Force Majeure, Hardship, Impossibility, Hell or High Water, Act of God or all of the above?
Last week I attended an excellent supply chain risk management webinar sponsored by the Next Level Purchasing Association and featuring a global supply chain manager from a Fortune 500 company. The event followed the story of this particular corporate supply chain through the 2010 tsunami in Japan (you can click here for my notes).
One of the lessons this particular company learned was about finding the right place for addressing the human side of a very complicated business issue. I was impressed with the efforts they had made, particularly for such a large company. A thought started to form in my mind: what contract clauses were put aside in order to have an appropriate response to the devastation while not creating serious business continuity issues?
Most contracts contain some kind of force majeure (or ‘superior force’) clause that allows a company to walk away from their obligations without penalty in the case of an external, unavoidable, and unpredicted event. So, we’ve featured the Wikipedia page on force majeure this week, but that seems like it is just a starting point. I did some additional reading, and there are a few other related clauses that may be in use at your company:
Hardship clause: similar to force majeure in concept except that it deals with difficulty (rather than impossibility) in fulfilling contractual obligations and aims to modify the contract in order to keep it in place (rather than to terminate it).
Impossibility clause: an excuse for the nonperformance of duties under a contract, based on a change in circumstances (or the discovery of preexisting circumstances), the nonoccurrence of which was an underlying assumption of the contract, that makes performance of the contract literally impossible (Wikipedia). Like a force majeure clause, impossibility terminates the contract and the obligation of both parties. The difference is that it may be based on an unknown but preexisting condition and that the triggering event does not have to be an ‘act of God’.
Hell or High Water clause: usually pertains to the buyer and states that ‘payments must continue irrespective of any difficulties which the paying party may encounter’ (Wikipedia). A ‘Hell or High Water’ clause would indicate an agreement on behalf of both parties to ignore ‘impossibility’ as a legal factor in the contract.
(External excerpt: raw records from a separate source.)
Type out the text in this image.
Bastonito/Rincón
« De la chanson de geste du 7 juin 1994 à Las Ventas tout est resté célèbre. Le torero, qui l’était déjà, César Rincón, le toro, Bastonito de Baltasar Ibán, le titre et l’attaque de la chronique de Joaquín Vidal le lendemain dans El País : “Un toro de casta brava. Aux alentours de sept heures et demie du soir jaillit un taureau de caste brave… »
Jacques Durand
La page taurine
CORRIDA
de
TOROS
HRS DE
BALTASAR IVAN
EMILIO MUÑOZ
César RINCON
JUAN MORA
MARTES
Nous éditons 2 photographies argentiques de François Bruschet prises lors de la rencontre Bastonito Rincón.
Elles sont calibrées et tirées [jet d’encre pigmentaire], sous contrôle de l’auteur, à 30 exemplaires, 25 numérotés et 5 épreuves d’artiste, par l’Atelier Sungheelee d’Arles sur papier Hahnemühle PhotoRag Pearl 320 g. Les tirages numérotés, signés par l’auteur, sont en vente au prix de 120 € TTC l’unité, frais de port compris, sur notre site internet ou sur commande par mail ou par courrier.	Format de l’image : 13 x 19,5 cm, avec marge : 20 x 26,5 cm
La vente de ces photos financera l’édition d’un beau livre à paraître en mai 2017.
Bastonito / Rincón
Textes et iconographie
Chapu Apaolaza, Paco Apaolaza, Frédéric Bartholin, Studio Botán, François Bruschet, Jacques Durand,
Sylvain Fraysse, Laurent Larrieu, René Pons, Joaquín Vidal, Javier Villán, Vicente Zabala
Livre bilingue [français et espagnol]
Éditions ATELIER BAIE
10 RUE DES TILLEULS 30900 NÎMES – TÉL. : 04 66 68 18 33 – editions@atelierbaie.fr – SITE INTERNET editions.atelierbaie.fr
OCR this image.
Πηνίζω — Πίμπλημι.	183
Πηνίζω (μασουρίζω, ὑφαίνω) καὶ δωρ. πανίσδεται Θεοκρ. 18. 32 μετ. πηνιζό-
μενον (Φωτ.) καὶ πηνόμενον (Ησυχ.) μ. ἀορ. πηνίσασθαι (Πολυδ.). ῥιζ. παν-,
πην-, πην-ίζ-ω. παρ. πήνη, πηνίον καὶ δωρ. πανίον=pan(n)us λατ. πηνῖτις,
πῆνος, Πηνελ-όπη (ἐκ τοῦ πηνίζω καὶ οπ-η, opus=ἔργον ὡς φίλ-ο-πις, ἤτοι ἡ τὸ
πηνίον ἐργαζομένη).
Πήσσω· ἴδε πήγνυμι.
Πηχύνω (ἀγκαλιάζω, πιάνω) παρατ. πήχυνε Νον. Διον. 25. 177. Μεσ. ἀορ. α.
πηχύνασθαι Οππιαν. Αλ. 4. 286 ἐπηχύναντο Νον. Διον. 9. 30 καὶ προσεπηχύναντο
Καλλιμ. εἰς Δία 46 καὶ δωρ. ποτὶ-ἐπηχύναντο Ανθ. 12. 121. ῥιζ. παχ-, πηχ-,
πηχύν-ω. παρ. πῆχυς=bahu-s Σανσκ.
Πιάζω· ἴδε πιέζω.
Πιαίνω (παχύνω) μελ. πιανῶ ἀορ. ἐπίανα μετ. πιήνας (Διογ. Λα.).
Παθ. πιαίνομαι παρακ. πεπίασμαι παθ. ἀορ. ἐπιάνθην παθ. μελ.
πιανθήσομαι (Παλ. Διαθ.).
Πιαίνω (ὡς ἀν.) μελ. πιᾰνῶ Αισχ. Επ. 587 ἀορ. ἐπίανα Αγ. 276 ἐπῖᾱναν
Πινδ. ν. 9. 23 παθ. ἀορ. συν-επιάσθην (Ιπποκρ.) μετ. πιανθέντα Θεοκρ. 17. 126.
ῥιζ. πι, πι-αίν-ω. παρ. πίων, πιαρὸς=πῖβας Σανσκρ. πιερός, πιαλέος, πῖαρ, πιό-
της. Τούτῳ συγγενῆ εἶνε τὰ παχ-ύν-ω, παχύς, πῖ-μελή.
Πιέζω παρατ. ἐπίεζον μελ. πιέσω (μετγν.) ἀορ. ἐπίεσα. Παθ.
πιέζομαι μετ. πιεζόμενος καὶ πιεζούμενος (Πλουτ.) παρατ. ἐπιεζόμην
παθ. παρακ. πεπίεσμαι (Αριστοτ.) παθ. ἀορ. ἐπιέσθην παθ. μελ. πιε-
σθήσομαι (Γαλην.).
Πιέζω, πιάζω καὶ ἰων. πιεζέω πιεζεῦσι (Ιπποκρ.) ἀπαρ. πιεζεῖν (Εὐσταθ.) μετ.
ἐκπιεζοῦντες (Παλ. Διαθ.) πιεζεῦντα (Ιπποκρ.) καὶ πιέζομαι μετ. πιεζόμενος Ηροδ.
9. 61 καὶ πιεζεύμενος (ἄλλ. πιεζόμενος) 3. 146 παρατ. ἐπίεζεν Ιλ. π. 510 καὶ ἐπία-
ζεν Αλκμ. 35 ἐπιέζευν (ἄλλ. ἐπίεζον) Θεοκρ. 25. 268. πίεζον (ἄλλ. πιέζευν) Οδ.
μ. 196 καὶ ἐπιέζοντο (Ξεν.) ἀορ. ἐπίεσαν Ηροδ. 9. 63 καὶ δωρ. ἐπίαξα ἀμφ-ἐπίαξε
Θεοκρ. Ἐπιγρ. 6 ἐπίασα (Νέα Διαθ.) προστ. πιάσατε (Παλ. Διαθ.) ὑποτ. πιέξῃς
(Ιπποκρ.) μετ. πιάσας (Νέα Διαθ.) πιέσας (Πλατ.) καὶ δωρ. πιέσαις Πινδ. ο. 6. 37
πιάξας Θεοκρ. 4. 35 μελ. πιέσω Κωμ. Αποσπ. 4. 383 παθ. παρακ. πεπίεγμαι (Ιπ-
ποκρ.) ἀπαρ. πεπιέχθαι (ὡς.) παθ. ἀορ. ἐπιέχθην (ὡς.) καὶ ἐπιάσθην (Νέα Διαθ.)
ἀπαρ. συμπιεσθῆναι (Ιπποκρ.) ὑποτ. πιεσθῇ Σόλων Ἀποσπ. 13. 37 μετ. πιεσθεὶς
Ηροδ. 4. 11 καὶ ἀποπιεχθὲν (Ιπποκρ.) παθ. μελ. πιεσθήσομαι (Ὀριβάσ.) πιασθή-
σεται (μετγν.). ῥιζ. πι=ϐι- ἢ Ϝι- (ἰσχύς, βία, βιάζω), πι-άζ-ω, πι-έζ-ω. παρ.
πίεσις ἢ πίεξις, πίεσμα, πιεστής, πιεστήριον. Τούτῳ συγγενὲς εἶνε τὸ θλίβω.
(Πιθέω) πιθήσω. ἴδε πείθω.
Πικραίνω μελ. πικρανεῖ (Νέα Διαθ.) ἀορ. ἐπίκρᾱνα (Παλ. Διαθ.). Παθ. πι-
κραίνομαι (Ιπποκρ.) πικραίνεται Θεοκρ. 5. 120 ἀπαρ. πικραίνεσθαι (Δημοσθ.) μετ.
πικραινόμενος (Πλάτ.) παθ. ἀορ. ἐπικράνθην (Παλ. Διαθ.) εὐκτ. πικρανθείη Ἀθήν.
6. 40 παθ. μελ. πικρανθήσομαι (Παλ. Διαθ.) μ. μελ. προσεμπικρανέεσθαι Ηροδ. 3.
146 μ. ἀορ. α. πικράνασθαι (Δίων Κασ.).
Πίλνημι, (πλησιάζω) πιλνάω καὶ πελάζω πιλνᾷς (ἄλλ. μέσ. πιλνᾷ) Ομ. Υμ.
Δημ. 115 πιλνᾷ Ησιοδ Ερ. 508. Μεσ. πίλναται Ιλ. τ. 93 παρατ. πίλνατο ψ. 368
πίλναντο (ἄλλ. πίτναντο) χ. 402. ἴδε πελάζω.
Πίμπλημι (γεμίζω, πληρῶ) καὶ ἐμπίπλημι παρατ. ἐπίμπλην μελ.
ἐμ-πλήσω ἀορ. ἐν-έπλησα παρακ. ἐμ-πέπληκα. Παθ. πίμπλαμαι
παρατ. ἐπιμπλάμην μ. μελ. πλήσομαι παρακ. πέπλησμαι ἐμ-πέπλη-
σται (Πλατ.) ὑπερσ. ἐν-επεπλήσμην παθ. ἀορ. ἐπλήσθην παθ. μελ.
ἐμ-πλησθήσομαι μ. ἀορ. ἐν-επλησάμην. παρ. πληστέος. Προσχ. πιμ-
One last note: ‘Act of God’ is a legal termfor events outside of human control, such as sudden floods or other natural disasters, for which no one can be held responsible (Wikipedia). It may be the triggering event in any of the above clauses, but is not a clause type in and of itself.
Having outlined all of those basic contract clauses for dealing with business continuity, I can’t help but think of how general they all are. While all contracts will have one or more, it may be appropriate to have more specific clauses based on the exact nature of the risk associated with the supplier, their geography, or the product/service in question.
One of the other parts of Friday’s NLPA webinar covered the company’s risk management program. Their annual risk assessment ranks suppliers high, medium or low on nine areas of risk. These areas were put together by a cross functional team that involved both procurement and business owners:
- Historical Performance
- Financial Health
- Country of Operation (Political, Economic, Financial)
- Legal Compliance
- Business Concentration
- Quality Compliance
- Social Responsibility (Labor/Ethics/Management)
- Health, Safety & Environment
- Intellectual Property Protection
While you can’t foresee all issues that will arise during the term of a contract, you probably have a sense of which areas on the above list (or on your company’s own risk profiling categories) are most likely to disrupt continuity. Having a few sample terms in the contract that address specific concerns is a good way to protect your supply chain and it also gets your supplier performance program started right from the implementation of the contract.
Looking for measurable indicators of performance in the risk management categories is a good place to start. If you are working with a manufacturer, then quality compliance will offer a number of opportunities to control production variances. Less quantitative, but no less important to manage, are those suppliers whose administration, production, or supply chains are in (or pass through) politically or economically unstable areas of the globe.
The most important take-away from all this is that risk management in a contract needs to be an active process. As many times as you have skimed the fine print of a contract, you still need to think about them each time and how they pertain to the situation at hand.
Liked the article and agree with most of the points although some were more political risk management than supply chain management. I'm not sure what they meant by "Business Concentration". Having a high percentage of supply come from one company in itself may not be a high risk if they meet the all the other requirements for low risk. Where it becomes a risk is when actual production is concentrated in one location.
I also feel that risk management as an annual event is needed for sourcing decisions or decisions on business splits between suppliers for the coming year. Risk management also needs to be taken into account even when doing things such as deciding whether the use a Purchase Order or put an agreement in place or in deciding what terms to include in a contract.